304 pages | Expected publication 4th April 2013 by Razorbill
When Camille was six years old, she was discovered alone in the snow by Enrico Vultusino, godfather of the Seven—the powerful Families that rule magic-ridden New Haven. Papa Vultusino adopted the mute, scarred child, naming her after his dead wife and raising her in luxury on Haven Hill alongside his own son, Nico.
Now Cami is turning sixteen. She’s no longer mute, though she keeps her faded scars hidden under her school uniform, and though she opens up only to her two best friends, Ruby and Ellie, and to Nico, who has become more than a brother to her. But even though Cami is a pampered Vultusino heiress, she knows that she is not really Family. Unlike them, she is a mortal with a past that lies buried in trauma. And it’s not until she meets the mysterious Tor, who reveals scars of his own, that Cami begins to uncover the secrets of her birth…to find out where she comes from and why her past is threatening her now.
New York Times bestselling author Lili St. Crow thrilled legions of fans with her dark paranormal series Strange Angels. Now she has crafted an evocative update of Snow White, set in a vividly imagined world and populated by unforgettable new characters.
Review: 3 stars
This is a dark fairy tale retelling that has everything! It’s got witches, fairies and vampires. It’s a really cool concept! When I first received this book I was so excited to read it! The cover is amazingly cool, the synopsis sounds dark and interesting, and Lili St. Crow has a very good reputation for writing excellent young adult series. While I did really like this story and I found myself very intrigued by the world that Crow has created, at the same time there were a lot of things that I just struggled with.

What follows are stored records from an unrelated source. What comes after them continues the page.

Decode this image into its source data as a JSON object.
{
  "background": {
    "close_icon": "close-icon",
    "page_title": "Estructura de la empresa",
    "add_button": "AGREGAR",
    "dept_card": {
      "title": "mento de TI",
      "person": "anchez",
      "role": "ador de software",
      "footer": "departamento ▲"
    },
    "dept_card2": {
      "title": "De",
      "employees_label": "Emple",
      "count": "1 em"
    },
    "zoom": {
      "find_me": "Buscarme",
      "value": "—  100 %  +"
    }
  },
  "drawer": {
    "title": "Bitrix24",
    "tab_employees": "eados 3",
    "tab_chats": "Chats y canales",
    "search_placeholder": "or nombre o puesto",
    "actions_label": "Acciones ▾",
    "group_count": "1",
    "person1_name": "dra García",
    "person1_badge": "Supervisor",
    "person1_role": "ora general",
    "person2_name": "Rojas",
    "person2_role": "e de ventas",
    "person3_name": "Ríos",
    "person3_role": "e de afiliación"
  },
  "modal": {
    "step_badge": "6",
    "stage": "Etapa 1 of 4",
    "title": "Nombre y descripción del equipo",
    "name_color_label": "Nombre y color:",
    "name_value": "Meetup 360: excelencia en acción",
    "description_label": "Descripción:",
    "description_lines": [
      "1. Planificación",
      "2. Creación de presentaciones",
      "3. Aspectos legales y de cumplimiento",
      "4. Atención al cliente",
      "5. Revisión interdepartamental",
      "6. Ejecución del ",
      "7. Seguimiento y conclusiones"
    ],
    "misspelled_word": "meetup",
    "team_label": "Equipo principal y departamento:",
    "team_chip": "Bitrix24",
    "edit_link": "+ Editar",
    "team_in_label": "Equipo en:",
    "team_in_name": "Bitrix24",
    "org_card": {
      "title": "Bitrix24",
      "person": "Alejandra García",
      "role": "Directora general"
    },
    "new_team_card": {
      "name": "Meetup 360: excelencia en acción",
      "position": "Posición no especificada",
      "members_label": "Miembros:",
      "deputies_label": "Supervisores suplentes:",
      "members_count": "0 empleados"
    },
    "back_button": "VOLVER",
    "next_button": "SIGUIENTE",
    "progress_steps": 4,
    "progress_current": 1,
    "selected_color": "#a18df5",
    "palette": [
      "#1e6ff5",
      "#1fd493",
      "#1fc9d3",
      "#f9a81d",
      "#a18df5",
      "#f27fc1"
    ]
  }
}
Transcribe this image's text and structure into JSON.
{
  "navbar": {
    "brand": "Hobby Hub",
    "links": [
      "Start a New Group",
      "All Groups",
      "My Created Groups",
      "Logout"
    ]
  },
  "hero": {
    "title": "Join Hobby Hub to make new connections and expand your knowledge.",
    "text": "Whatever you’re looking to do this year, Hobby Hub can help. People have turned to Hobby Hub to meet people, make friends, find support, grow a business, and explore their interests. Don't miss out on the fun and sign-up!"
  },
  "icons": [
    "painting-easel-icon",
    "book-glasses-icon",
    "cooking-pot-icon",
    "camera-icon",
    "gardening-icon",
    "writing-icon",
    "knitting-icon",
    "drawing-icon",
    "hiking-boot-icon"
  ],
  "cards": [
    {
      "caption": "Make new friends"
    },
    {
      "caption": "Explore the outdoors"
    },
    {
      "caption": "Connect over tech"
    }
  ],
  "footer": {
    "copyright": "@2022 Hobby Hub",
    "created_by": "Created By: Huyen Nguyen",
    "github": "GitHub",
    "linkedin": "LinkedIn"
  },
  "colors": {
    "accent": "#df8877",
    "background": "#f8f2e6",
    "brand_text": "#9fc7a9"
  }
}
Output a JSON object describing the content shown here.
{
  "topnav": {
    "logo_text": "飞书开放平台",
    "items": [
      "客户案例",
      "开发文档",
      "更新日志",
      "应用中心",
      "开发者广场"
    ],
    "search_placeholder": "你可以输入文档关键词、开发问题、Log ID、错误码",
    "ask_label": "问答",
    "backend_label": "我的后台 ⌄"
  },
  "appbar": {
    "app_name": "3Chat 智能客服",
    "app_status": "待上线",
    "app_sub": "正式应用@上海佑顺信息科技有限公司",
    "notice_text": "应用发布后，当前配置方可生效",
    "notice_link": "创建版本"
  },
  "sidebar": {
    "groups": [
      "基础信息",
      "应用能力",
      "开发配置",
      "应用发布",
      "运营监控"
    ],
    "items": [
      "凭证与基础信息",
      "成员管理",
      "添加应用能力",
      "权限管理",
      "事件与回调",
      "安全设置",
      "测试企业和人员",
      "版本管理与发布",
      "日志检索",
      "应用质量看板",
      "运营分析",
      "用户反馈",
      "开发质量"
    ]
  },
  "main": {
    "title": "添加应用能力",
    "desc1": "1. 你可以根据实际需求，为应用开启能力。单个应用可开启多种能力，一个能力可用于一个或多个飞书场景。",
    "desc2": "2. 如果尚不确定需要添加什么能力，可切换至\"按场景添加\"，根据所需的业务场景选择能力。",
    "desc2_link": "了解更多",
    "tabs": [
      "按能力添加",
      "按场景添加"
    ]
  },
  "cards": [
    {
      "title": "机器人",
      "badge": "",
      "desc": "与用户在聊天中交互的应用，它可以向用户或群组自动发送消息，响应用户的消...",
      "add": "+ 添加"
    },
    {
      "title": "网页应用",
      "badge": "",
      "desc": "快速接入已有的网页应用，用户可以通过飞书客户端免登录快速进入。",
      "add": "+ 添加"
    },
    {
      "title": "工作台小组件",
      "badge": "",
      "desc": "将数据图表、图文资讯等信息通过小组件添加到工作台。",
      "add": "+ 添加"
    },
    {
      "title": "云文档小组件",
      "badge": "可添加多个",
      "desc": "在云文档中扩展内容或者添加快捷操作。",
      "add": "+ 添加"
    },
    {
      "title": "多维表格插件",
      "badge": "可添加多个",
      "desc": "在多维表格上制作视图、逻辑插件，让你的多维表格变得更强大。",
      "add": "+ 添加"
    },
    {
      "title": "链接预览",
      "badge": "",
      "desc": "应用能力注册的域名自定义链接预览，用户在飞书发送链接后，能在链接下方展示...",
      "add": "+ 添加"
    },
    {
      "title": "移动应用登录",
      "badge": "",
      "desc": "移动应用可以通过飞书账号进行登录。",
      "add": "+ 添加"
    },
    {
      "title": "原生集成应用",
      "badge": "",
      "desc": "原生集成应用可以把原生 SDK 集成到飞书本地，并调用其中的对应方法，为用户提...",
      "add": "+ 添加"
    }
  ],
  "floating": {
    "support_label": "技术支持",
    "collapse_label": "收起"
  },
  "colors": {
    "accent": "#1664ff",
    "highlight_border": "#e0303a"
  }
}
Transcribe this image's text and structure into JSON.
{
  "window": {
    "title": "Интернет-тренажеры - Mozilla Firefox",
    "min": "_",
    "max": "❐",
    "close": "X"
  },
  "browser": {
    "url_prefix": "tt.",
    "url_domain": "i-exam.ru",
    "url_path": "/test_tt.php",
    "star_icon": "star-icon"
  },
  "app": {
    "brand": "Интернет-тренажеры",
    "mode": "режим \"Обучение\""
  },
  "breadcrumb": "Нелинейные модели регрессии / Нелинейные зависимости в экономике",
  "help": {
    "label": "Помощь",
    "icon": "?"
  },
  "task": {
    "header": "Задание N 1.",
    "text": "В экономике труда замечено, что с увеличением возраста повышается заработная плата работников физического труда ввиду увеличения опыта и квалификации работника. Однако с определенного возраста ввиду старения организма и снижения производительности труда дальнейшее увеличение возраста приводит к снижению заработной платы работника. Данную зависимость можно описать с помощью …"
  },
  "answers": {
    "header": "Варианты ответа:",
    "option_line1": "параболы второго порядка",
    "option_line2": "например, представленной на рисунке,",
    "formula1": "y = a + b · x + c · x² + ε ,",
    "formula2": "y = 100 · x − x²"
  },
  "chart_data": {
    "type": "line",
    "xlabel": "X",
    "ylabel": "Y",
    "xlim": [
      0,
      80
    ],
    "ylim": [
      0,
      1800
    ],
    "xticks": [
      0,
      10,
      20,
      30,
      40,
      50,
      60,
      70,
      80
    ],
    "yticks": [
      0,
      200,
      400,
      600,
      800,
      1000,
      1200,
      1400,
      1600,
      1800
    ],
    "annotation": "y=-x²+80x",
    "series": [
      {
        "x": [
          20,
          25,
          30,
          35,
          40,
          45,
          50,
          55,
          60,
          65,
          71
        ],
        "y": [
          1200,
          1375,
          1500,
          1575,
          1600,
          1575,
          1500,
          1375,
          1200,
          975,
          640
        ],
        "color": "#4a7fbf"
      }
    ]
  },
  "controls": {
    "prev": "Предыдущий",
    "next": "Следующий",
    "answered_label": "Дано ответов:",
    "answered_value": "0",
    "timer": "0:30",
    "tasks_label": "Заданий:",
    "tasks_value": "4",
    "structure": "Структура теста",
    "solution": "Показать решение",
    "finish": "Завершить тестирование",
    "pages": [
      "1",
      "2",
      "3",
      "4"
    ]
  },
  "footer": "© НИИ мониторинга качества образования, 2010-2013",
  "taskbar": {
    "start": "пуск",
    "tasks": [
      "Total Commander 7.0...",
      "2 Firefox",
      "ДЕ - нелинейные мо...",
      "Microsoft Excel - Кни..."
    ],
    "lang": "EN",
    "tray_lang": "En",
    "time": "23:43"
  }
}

The characters are very cool and dark, much like the story. I particularly love the supporting characters Ellen and Ruby who are modeled after Cinderella and Little Red Riding Hood. They were fun characters who I thought added a very interesting touch to the story and am wondering if each of them is going to get their own story which could be very cool. I wasn’t a huge fan of the main character Cami though. She’s one of those characters who just wants to “know where she belongs” even if that kills her. It sounded like she was just constantly whining about how she didn’t fit in and that if she disappeared no one would even notice so of course she does and of course they all notice. Ugh. I hate this sort of attitude in people and don’t really enjoy reading about it. It just makes me want to slap her!
The love story is a bit of an odd one too. First off, I enjoyed that this story isn’t at all about the love story. There isn’t even a kiss which is a nice change in YA literature. BUT I found everything to be a bit odd. At first you’re thinking Nico is the love interest, then you’re thinking its Tor the garden boy and then you’re just confused. Now, after finishing I’m looking back and just thinking “what?“. It really seemed like she was attracted to Tor, there was electricity when they touched and he bought her presents!! But now that I know everything it all just seems very very weird.
The adaptation of the traditional Snow White story is done very loosely. So if you’re expecting a full on obvious Snow White story, don’t. I didn’t really see the similarities with Snow White until the very end. Even then the story is a lot darker and way more twisted than any Snow White I’ve seen before. For example the Queen totally marries her sons. Yeah. Weird and twisted. But I did really enjoy the direction that this was going in. I’ve heard a few complaints about the lack of parallels but honestly Snow White has been told a lot and I like that this one mixes it up a bit!
Ok but here’s the thing – do you ever have those moments when you don’t fully understand what’s going on but you nod and smile anyway? That was what I felt like for a lot of this book. This world that Crow creates is totally new and abnormal but she really doesn’t pause to fully explain everything. There are so many characters, creatures and words that I still only have a fuzzy understanding of even after finishing. For me, this was the major flaw of the book because if everything had been a lot more clear I’m pretty sure I would have given this one at least 4 stars.
This ARC was given by the publisher via NetGalley in exchange for an honest review.